On August 2, 1990, Bush faced what was arguably his greatest test. Iraq, led by Saddam Hussein, invaded Kuwait after accusing it of stealing oil and conspiring to influence oil prices. Bush formed a coalition of nations, including the Soviet Union, to denounce Hussein’s actions and liberate Kuwait in “Operation Desert Shield” and eventually “Operation Desert Storm.” Around 425,000 US troops and 118,000 coalition forces were mobilized for weeks of aerial strikes and a 100-hour ground battle.
Despite his achievements beyond the US border, Bush was less successful back home. He fell short in his bid for reelection in 1992, during a time of high unemployment rates and continued deficit spending. Bush pulled in only 168 electoral votes that year, compared to Bill Clinton – then the governor of Arkansas – who collected 370 electoral votes.
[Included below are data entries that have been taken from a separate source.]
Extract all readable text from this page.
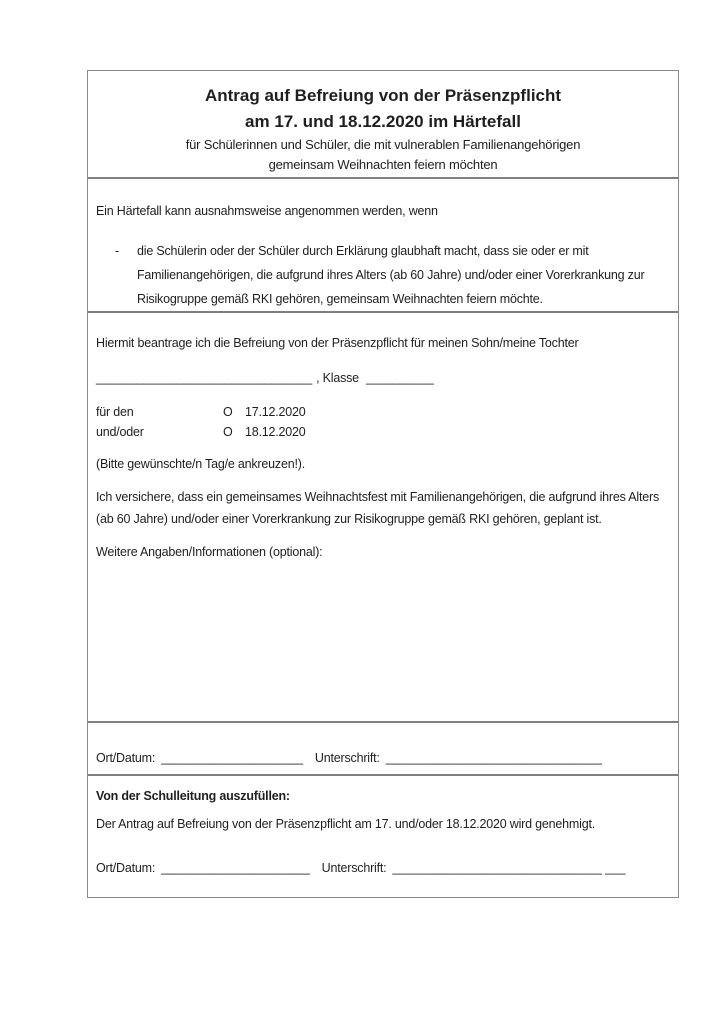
Antrag auf Befreiung von der Präsenzpflicht
am 17. und 18.12.2020 im Härtefall
für Schülerinnen und Schüler, die mit vulnerablen Familienangehörigen
gemeinsam Weihnachten feiern möchten
Ein Härtefall kann ausnahmsweise angenommen werden, wenn
-	die Schülerin oder der Schüler durch Erklärung glaubhaft macht, dass sie oder er mit
Familienangehörigen, die aufgrund ihres Alters (ab 60 Jahre) und/oder einer Vorerkrankung zur
Risikogruppe gemäß RKI gehören, gemeinsam Weihnachten feiern möchte.
Hiermit beantrage ich die Befreiung von der Präsenzpflicht für meinen Sohn/meine Tochter
________________________________ , Klasse __________
für den	O 17.12.2020
und/oder	O 18.12.2020
(Bitte gewünschte/n Tag/e ankreuzen!).
Ich versichere, dass ein gemeinsames Weihnachtsfest mit Familienangehörigen, die aufgrund ihres Alters
(ab 60 Jahre) und/oder einer Vorerkrankung zur Risikogruppe gemäß RKI gehören, geplant ist.
Weitere Angaben/Informationen (optional):
Ort/Datum: _____________________ Unterschrift: ________________________________
Von der Schulleitung auszufüllen:
Der Antrag auf Befreiung von der Präsenzpflicht am 17. und/oder 18.12.2020 wird genehmigt.
Ort/Datum: ______________________ Unterschrift: _______________________________ ___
Following his presidency, the Bushes relocated to Houston, Texas, where they settled down and became active in the community.
Bush received several accolades after his presidency, including receiving a knighthood at Buckingham Palace, and having the US Navy’s nuclear-powered aircraft carrier, the USS George H.W. Bush (CVN 77), named after him.
In 2017, several women accused Bush of sexual misconduct and telling lewd jokes. Bush’s representatives released a statement at the time, saying that he occasionally “patted women’s rears in what he intended to be a good-natured manner.”
Bush is survived by his sons, former President George W. Bush, former Florida Gov. Jeb Bush, Neil Bush, Marvin Bush, and daughter Dorothy Bush Koch.
“Some see leadership as high drama and the sound of trumpets calling, and sometimes it is that,” Bush said during his inaugural address on January 20, 1989. “But I see history as a book with many pages, and each day we fill a page with acts of hopefulness and meaning.”
Bush continued: “The new breeze blows, a page turns, the story unfolds. And so, today a chapter begins, a small and stately story of unity, diversity, and generosity – shared, and written, together.”